Kabupaten Bekasi – Kejaksaan Negeri (Kejari) Kabupaten Bekasi mengambil langkah tegas dalam menuntaskan penanganan perkara pidana di wilayah hukumnya.
Sebanyak ratusan gram sabu, kilogram ganja, hingga belasan ribu butir obat keras tak berizin dimusnahkan di halaman Kantor Kejari Kabupaten Bekasi, Cikarang Pusat, Jumat (10/4/2026).

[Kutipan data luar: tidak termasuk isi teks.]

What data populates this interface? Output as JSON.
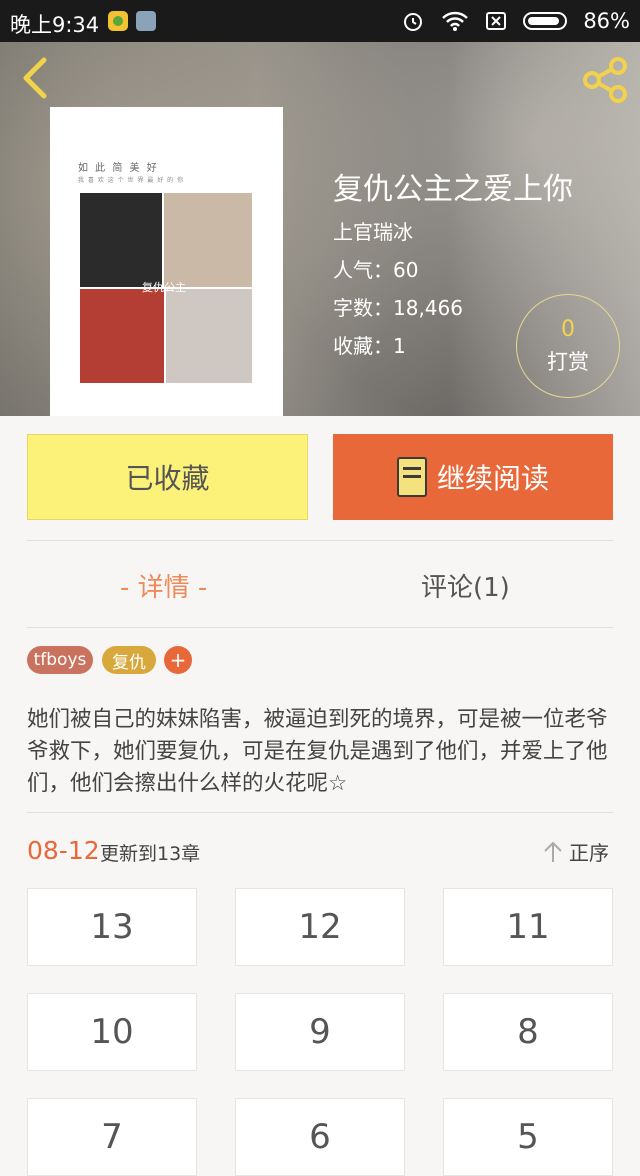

Pemusnahan ini merupakan eksekusi atas 98 perkara yang telah berkekuatan hukum tetap (inkracht) selama periode Januari hingga Maret 2026.
Obat Keras dan Narkotika Masih Mendominasi
Kepala Kejaksaan Negeri (Kajari) Kabupaten Bekasi, Semeru, mengungkapkan bahwa kasus penyalahgunaan narkoba dan obat-obatan terlarang masih menjadi tren kriminalitas yang paling menonjol di Kabupaten Bekasi.
Berdasarkan data pemusnahan, rincian barang bukti yang dihancurkan meliputi:
Baca Juga: Satresnarkoba Polres Metro Bekasi Tangkap Pengedar Sabu di Cikarang Selatan
Narkotika: 478,188 gram Sabu (dari 27 perkara), 1,9 kilogram Ganja (dari 21 perkara), dan 6 butir Ekstasi.
Obat Keras Terlarang: 5.890 butir Tramadol, 10.858 butir Eksimer, dan 1.387 butir Trihexyphenidyl.
Obat Psikotropika lainnya: Amplosulam (103 butir), Kamlet (10 butir), dan Rekloma (40 butir).
“Ini menjadi perhatian kita bersama bahwa peredaran narkoba bukan sekadar kejahatan biasa, tetapi berimbas merusak tatanan kehidupan masyarakat,” tegas Semeru usai memimpin pemusnahan.
Cegah Penyalahgunaan dan Berikan Efek Jera
Pemusnahan barang bukti ini dilakukan secara terbuka sebagai bentuk transparansi dan akuntabilitas korps adhyaksa. Semeru menjelaskan, langkah ini sangat penting untuk memastikan barang bukti hasil kejahatan tidak kembali beredar atau disalahgunakan oleh pihak yang tidak bertanggung jawab.
“Penyelesaian terhadap barang bukti harus dilakukan secara profesional. Kami berharap kegiatan ini memberikan efek jera dan menekan angka kejahatan agar situasi di Kabupaten Bekasi tetap kondusif,” tambahnya.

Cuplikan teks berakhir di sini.